One of the books I was fortunate to read this summer was Dirt: The Erosion of Civilizations. As the title suggests, the book followed this historical evolution of agriculture, and in parallel, the rise and fall of the myriad new agrarian societies that popped up all over the globe. The book is exhaustive in details of how, and why, soil erosion and environmental degradation has been an underlying factor, and sometimes even a driving force, in the collapse of civilizations. Traced back to the Egyptians, Romans, ancient Chinese, and South American civilizations, erosion is a barely noticeable poison. Almost invisible to the casual observer, erosion has almost never been a prominent enough issue to take the focus of a society, falling behind more immediate issues such as feeding growing populations, paying off debts, and maximizing profits. As erosion slowly eats away the ground, the collapse is not immediate. It is unlikely that the farmers of any civilization looked at their soil and thought “Ah, here, behold the ruin of our people”. And yet, hundreds to thousands of years in the future, we look back, examine their soil, and behold the ruin of many people.

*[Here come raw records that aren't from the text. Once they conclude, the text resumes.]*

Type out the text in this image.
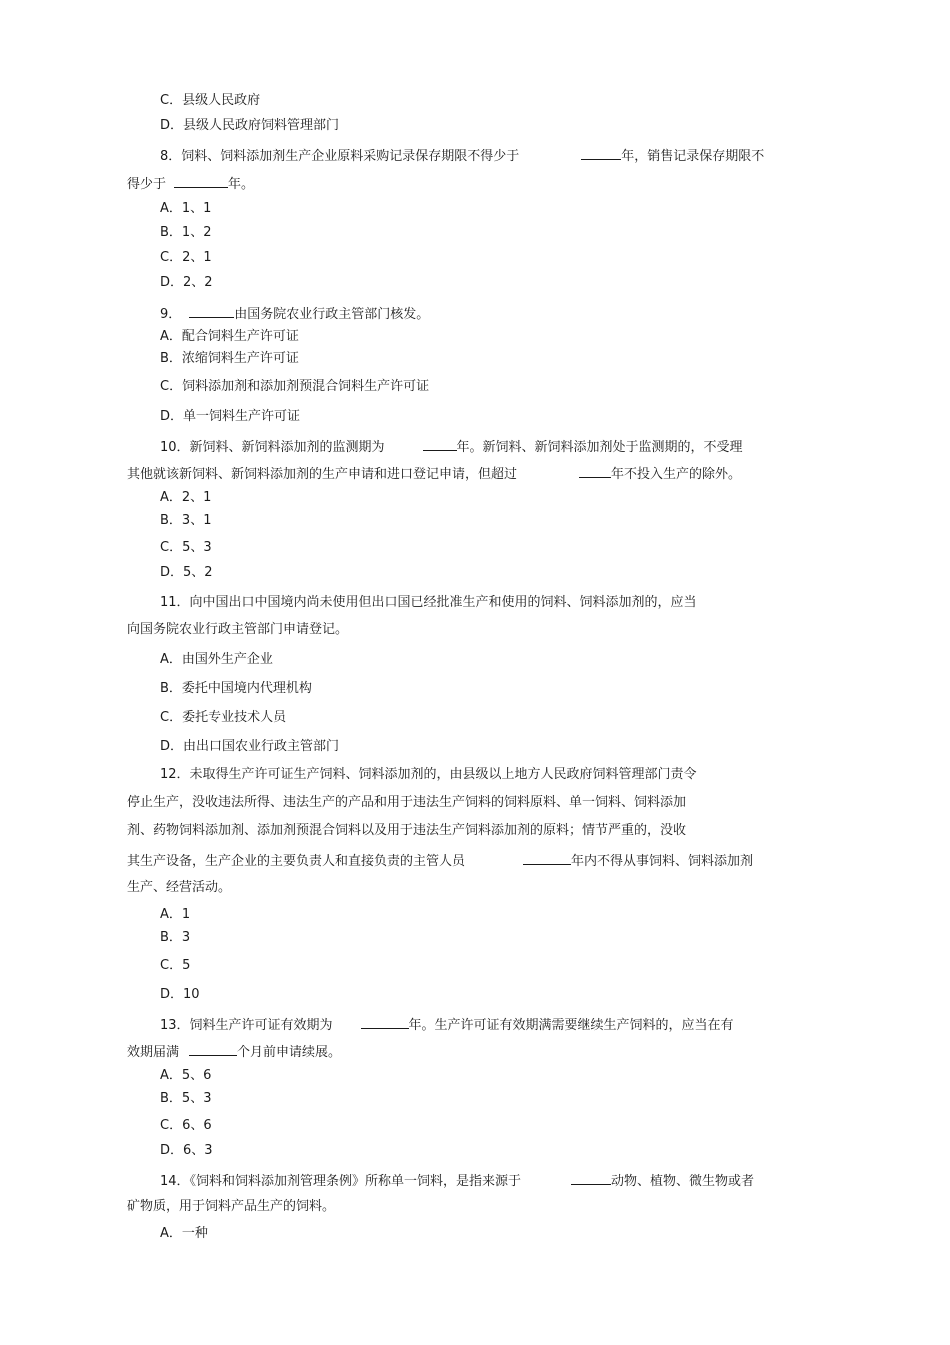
C．县级人民政府
D．县级人民政府饲料管理部门
8．饲料、饲料添加剂生产企业原料采购记录保存期限不得少于	年，销售记录保存期限不
得少于	年。
A．1、1
B．1、2
C．2、1
D．2、2
9．	由国务院农业行政主管部门核发。
A．配合饲料生产许可证
B．浓缩饲料生产许可证
C．饲料添加剂和添加剂预混合饲料生产许可证
D．单一饲料生产许可证
10．新饲料、新饲料添加剂的监测期为	年。新饲料、新饲料添加剂处于监测期的，不受理
其他就该新饲料、新饲料添加剂的生产申请和进口登记申请，但超过	年不投入生产的除外。
A．2、1
B．3、1
C．5、3
D．5、2
11．向中国出口中国境内尚未使用但出口国已经批准生产和使用的饲料、饲料添加剂的，应当
向国务院农业行政主管部门申请登记。
A．由国外生产企业
B．委托中国境内代理机构
C．委托专业技术人员
D．由出口国农业行政主管部门
12．未取得生产许可证生产饲料、饲料添加剂的，由县级以上地方人民政府饲料管理部门责令
停止生产，没收违法所得、违法生产的产品和用于违法生产饲料的饲料原料、单一饲料、饲料添加
剂、药物饲料添加剂、添加剂预混合饲料以及用于违法生产饲料添加剂的原料；情节严重的，没收
其生产设备，生产企业的主要负责人和直接负责的主管人员	年内不得从事饲料、饲料添加剂
生产、经营活动。
A．1
B．3
C．5
D．10
13．饲料生产许可证有效期为	年。生产许可证有效期满需要继续生产饲料的，应当在有
效期届满	个月前申请续展。
A．5、6
B．5、3
C．6、6
D．6、3
14．《饲料和饲料添加剂管理条例》所称单一饲料，是指来源于	动物、植物、微生物或者
矿物质，用于饲料产品生产的饲料。
A．一种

This is not to say that erosion was going by unnoticed – even such legendary thinkers as Plato and Aristotle made concerns of soil conservation, and predicted its role in undoing their own societies. Yet have we learned anything from their mistakes?

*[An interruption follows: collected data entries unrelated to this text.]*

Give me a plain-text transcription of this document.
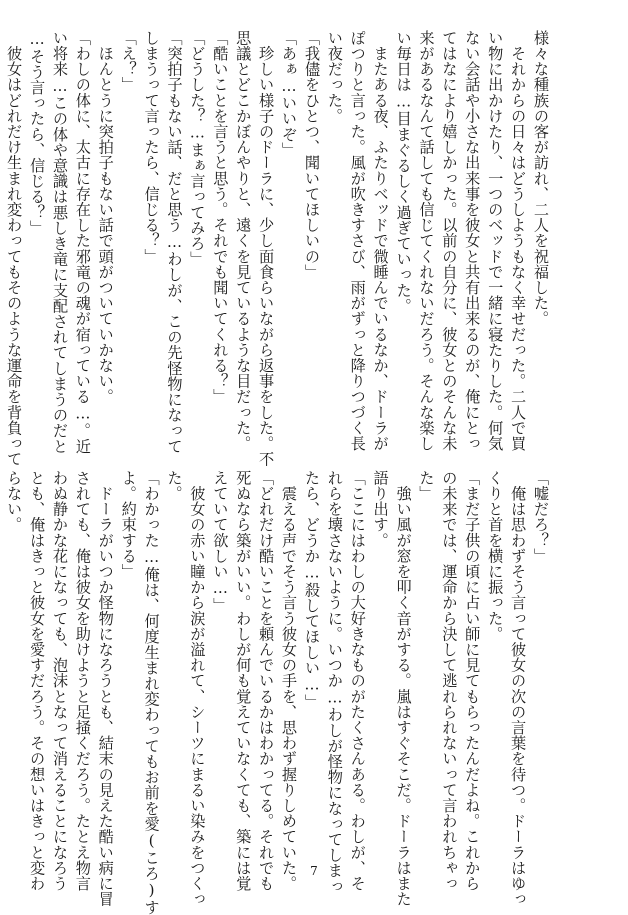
様々な種族の客が訪れ、二人を祝福した。
　それからの日々はどうしようもなく幸せだった。二人で買
い物に出かけたり、一つのベッドで一緒に寝たりした。何気
ない会話や小さな出来事を彼女と共有出来るのが、俺にとっ
てはなにより嬉しかった。以前の自分に、彼女とのそんな未
来があるなんて話しても信じてくれないだろう。そんな楽し
い毎日は…目まぐるしく過ぎていった。
　またある夜、ふたりベッドで微睡んでいるなか、ドーラが
ぽつりと言った。風が吹きすさび、雨がずっと降りつづく長
い夜だった。
「我儘をひとつ、聞いてほしいの」
「あぁ…いいぞ」
　珍しい様子のドーラに、少し面食らいながら返事をした。不
思議とどこかぼんやりと、遠くを見ているような目だった。
「酷いことを言うと思う。それでも聞いてくれる？」
「どうした？…まぁ言ってみろ」
「突拍子もない話、だと思う…わしが、この先怪物になって
しまうって言ったら、信じる？」
「え？」
　ほんとうに突拍子もない話で頭がついていかない。
「わしの体に、太古に存在した邪竜の魂が宿っている…。近
い将来…この体や意識は悪しき竜に支配されてしまうのだと
…そう言ったら、信じる？」
　彼女はどれだけ生まれ変わってもそのような運命を背負って
「嘘だろ？」
　俺は思わずそう言って彼女の次の言葉を待つ。ドーラはゆっ
くりと首を横に振った。
「まだ子供の頃に占い師に見てもらったんだよね。これから
の未来では、運命から決して逃れられないって言われちゃっ
た」
　強い風が窓を叩く音がする。嵐はすぐそこだ。ドーラはまた
語り出す。
「ここにはわしの大好きなものがたくさんある。わしが、そ
れらを壊さないように。いつか…わしが怪物になってしまっ
たら、どうか…殺してほしい…」
　震える声でそう言う彼女の手を、思わず握りしめていた。
「どれだけ酷いことを頼んでいるかはわかってる。それでも
死ぬなら築がいい。わしが何も覚えていなくても、築には覚
えていて欲しい…」
　彼女の赤い瞳から涙が溢れて、シーツにまるい染みをつくっ
た。
「わかった…俺は、何度生まれ変わってもお前を愛(ころ)す
よ。約束する」
　ドーラがいつか怪物になろうとも、結末の見えた酷い病に冒
されても、俺は彼女を助けようと足掻くだろう。たとえ物言
わぬ静かな花になっても、泡沫となって消えることになろう
とも、俺はきっと彼女を愛すだろう。その想いはきっと変わ
らない。
7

Haiti is a living example of a society caught on the precipice of this collapse. The government has been unstable for some time, and the population has grown to push thousands of people onto extremely steep slopes. Sediment clogs the estuaries and deltas. The process is so well known, one might predict with a great degree of certainty the future of Haiti, if the importance of soil conservation is not made an immediate nation concern, for reasons of longevity, stability, security, and general well being.
And of course, what is one of the best ways to prevent erosion? Planting trees. It is, in this sense, a hugely patriotic act for a farmer to choose to leave a tree standing, and to plant a new one, as many farmers we know do.
For us in the US – we are not without our own history, and contemporary struggle, with erosion. Fortunately, no-till farming, organic methods, and agroforestry promise viable alternatives to the conventional practices that have wrecked many a field. In the midst of our own power and rise, it is difficult to see where, and when, we will reach the precipice of irreversible erosion. Perhaps we have already begun our slow descent, tumbling acceleration.